In 2003 Mount joined a review board for the project. The board oversees everything from plans and schedules to instrument construction, testing, calibration, and software. Mount’s contribution was in the science for the satellite as well as the instrument’s optical design and testing.

The first instrument that the Jet Propulsion Laboratory built, recalls Mount, was a beauty— although there were plenty of challenges. “I spent quite a bit of time in the trenches once the instrument was ready for characterization in the thermal/vacuum environment’’ he says. “It was a wonderful experience.’’

To calibrate it, the researchers made careful measurements with the instrument cold and in a vacuum, as it would be in space. They also took geophysical measurements of the atmosphere from the vacuum chamber, and compared them with results from a high resolution, ground-based system. It’s important to do geophysical measurements of the real atmosphere, so the researchers took measurements of carbon dioxide levels in Los Angeles. At JPL, the researchers cut a hole in the roof—just so their instrument in its vacuum chamber could see the sun and measure the atmospheric CO2 content between the roof and the sun.

“The OCO measurement system worked out even better than we all had hoped,’’ says Mount.

Five years later, the project was ready to be sent into orbit and put to work. But the launch failed. Within a few months, JPL researchers submitted a proposal to rebuild the instrument. The project would cost less because the engineering had already been done, and the researchers had quite a few spare parts from the previous effort.

Even though they were rebuilding an instrument, the process was still meticulous and lengthy. After receiving funding in 2010, NASA needed two years to complete the construction and characterization. The instrument itself then had to be installed in a satellite ‘bus,’ which holds the satellite navigation instrumentation, power sources, and radio equipment. Integration testing and replacement of a failed major part of the bus system occurred in 2012 and 2013, with final testing in late 2013 and into 2014. Last May, the instrument, now sitting cozily in its bus, was shipped to Vandenburg Air Force base in California, for final tests and installation on top of a Boeing Delta II rocket ready to be launched in early July.

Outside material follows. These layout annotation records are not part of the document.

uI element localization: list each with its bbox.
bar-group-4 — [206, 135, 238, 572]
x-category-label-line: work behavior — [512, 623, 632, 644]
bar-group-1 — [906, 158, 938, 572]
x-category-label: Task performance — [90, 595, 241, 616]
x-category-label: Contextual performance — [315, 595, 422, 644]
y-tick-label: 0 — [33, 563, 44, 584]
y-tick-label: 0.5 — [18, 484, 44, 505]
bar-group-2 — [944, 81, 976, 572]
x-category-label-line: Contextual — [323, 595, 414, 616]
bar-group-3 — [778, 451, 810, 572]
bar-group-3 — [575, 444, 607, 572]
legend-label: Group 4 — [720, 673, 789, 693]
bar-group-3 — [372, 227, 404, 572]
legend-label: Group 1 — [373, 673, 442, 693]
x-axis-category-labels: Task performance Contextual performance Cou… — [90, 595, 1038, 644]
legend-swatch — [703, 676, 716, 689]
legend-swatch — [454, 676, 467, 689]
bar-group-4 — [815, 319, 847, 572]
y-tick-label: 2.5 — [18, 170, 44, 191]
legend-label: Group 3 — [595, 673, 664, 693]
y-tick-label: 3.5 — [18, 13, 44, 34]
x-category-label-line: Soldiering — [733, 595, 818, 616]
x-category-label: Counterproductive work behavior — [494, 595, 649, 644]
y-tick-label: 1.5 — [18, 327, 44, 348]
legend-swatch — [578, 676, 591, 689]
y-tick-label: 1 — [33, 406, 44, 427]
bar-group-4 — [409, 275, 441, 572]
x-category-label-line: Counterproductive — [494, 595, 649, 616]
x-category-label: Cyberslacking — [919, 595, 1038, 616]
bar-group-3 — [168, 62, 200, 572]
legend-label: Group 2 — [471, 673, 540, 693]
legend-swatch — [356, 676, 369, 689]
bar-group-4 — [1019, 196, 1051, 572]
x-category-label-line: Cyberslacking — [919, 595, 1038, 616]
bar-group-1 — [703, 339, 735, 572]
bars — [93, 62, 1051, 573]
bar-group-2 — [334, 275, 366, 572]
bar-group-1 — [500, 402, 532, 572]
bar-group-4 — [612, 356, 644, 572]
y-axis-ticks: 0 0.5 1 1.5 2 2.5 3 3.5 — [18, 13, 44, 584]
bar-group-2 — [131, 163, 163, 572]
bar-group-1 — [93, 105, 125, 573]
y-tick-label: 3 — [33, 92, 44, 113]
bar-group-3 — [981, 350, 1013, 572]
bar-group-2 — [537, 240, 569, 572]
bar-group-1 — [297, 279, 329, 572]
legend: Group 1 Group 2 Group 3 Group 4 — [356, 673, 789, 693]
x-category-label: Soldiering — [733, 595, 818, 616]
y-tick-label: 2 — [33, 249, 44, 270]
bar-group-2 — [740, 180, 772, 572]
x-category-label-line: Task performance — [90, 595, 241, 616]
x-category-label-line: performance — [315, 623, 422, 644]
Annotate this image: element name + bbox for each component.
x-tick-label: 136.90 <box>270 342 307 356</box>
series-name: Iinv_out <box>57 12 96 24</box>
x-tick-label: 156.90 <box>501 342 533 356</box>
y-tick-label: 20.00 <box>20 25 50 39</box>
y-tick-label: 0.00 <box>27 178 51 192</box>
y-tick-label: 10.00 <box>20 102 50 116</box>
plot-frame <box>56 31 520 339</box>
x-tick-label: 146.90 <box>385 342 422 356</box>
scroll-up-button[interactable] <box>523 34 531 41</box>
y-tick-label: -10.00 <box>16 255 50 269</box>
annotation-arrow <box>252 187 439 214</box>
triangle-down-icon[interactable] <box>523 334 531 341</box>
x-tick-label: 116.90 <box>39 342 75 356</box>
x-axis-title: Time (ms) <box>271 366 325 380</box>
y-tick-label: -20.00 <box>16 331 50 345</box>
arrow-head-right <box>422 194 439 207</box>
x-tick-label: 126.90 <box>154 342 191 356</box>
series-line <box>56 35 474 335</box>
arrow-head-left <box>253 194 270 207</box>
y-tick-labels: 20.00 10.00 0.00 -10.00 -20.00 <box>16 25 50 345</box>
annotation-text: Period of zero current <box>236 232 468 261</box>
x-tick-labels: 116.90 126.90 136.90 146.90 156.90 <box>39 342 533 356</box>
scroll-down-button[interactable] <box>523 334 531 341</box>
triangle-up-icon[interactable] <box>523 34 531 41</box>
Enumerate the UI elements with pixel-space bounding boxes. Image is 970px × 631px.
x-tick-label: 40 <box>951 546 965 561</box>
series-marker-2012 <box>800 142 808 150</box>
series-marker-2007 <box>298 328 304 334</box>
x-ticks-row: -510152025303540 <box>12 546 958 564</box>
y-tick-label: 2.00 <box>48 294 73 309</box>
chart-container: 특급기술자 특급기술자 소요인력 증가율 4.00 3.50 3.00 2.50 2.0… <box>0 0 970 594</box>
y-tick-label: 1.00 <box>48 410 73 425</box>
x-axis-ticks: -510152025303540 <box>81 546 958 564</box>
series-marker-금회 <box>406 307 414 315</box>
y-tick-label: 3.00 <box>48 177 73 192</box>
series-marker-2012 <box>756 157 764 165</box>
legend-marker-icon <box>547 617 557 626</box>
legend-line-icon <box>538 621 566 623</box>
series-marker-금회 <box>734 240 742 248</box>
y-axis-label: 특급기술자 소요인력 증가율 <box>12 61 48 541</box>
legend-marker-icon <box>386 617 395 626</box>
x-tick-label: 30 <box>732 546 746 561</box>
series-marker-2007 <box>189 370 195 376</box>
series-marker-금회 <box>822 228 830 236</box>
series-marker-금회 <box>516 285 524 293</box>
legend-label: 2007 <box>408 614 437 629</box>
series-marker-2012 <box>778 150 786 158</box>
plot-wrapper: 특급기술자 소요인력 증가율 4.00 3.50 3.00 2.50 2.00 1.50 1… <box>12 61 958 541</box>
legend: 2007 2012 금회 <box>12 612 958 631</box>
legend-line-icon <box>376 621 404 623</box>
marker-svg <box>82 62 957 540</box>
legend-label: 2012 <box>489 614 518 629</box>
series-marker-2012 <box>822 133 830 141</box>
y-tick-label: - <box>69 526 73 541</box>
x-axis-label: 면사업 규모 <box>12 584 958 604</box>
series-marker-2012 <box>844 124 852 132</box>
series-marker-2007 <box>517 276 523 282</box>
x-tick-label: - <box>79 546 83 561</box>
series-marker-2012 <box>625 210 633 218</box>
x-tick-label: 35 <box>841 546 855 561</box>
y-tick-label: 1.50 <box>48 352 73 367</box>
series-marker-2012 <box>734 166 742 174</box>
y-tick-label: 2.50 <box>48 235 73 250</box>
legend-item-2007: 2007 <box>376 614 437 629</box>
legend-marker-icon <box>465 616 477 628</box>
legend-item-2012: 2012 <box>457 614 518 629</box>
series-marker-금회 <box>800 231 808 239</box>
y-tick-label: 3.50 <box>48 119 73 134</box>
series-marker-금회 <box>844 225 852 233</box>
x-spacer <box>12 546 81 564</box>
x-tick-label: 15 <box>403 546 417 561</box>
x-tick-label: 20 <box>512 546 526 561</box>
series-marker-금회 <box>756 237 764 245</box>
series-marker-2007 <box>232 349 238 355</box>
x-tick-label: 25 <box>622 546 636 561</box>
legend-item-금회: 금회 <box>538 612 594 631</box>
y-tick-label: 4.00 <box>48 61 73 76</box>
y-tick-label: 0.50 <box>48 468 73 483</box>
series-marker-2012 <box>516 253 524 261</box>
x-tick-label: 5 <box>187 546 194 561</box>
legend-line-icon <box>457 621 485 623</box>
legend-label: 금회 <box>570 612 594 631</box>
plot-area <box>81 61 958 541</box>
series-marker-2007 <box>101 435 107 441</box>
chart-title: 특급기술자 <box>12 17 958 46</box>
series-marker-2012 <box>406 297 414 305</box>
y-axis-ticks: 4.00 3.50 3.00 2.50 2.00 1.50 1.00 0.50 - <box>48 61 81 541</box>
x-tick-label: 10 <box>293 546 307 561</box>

Relishing the success of the second, successful, launch effort, Mount is looking forward to even more science. He’s still getting data daily from a Dutch space-based instrument launched in 2004 aboard a NASA satellite that globally measures atmospheric trace gases. There are also ongoing grants and a commitment to JPL until 2017 to continue with OCO projects, including scanning of targeted urban areas.